Une fois le bâillon enlevé, il gémit « Mais qu’est-ce que je vous ai fait ?
- Qu’avez-vous dit aux hunters, monsieur Craig ?
- Hein ? » Samuel était abasourdi. C’est comme si deux cauchemars se mélangeaient et finissaient par se justifier mutuellement.
- Qu’avez-vous dit aux hunters au sujet de l’entrepôt ?
- Mais quel entrepôt ?
- Votre entrepôt ! Celui sur NorthBay ! Ne jouez pas au con avec moi !!!
- Mais cela fait des années que je ne l’utilise plus cet entrepôt !
- Ca, on le sait ! » Carson tendit le bras et l’un de ses comparses lui tendit un pic. Carson en posa la pointe au niveau du cœur. Samuel put sentir le métal s’enfoncer de quelques centimètres avant de s’arrêter.
« Ce que nous voulons savoir, c’est pourquoi il a été vidé de ce que nous y avions entreposé et pourquoi cela a disparu alors que vous étiez curieusement escorté chez cette putain de police fasciste ! »

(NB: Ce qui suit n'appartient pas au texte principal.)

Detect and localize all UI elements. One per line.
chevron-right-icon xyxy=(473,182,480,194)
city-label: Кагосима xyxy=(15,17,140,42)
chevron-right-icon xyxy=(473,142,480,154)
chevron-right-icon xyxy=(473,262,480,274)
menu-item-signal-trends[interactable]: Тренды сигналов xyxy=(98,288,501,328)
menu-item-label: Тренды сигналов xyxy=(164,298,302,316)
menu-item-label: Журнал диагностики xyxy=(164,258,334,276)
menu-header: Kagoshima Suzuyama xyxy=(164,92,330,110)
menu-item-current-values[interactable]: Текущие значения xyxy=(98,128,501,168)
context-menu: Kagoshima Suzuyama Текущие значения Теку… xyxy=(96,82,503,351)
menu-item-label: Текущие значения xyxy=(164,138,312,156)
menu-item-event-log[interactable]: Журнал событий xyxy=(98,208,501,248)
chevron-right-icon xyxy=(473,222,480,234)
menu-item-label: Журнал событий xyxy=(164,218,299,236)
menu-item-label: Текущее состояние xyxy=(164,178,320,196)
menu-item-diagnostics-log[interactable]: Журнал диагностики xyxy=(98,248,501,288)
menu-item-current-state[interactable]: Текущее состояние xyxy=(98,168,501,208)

Samuel ouvrit les yeux et releva la tête pour regarder son bourreau.
« Vous aviez un plan ! C’est ça ? Ce que vous me racontiez tout à l’heure, vous alliez le faire ? Tuer les vampires et les hommes au pouvoir ? Pour prendre leur place… Mais ils ont trouvé ce que vous aviez caché. » Samuel se mit à rire de bon cœur. Il ne ressentait plus de peur, plus de douleur. Comme si une folie douce le gagnait complètement. « Seulement, ils ne savaient pas qui l’avaient caché.
- Qu’est-ce que vous racontez !
- Ils vous ont eu comme des cons que vous êtes ! »
Carson regardait le visage hilare de Samuel avec une inquiétude de plus en plus grandissante.
«Vous saviez », reprit Samuel, « que ça marche vraiment leurs caméras miniatures ? Ils ont même des micros qu’ils peuvent planquer partout ! J’avais vu ça aux informations au cinéma. Je n’y croyais pas jusqu’à maintenant. Mais depuis que j’ai vu ce que vos amis avaient sur le torse… » Et Samuel se remit à rire. Carson se retourna vers ses deux hommes et vit sur leur poitrine des points rouges, comme des insectes impalpables, s’agiter en tous sens.
« Eh ! Carson ! », invectiva Samuel. Il n’était plus hilare maintenant, mais plus menaçant qu’il ne l’avait jamais été. « Vous inquiétez pas ! Vous avez le même sur le fron ».
Le dernier geste que Harry Carson fit de son vivant fut de lever les yeux vers son front avant que celui-ci n’explose.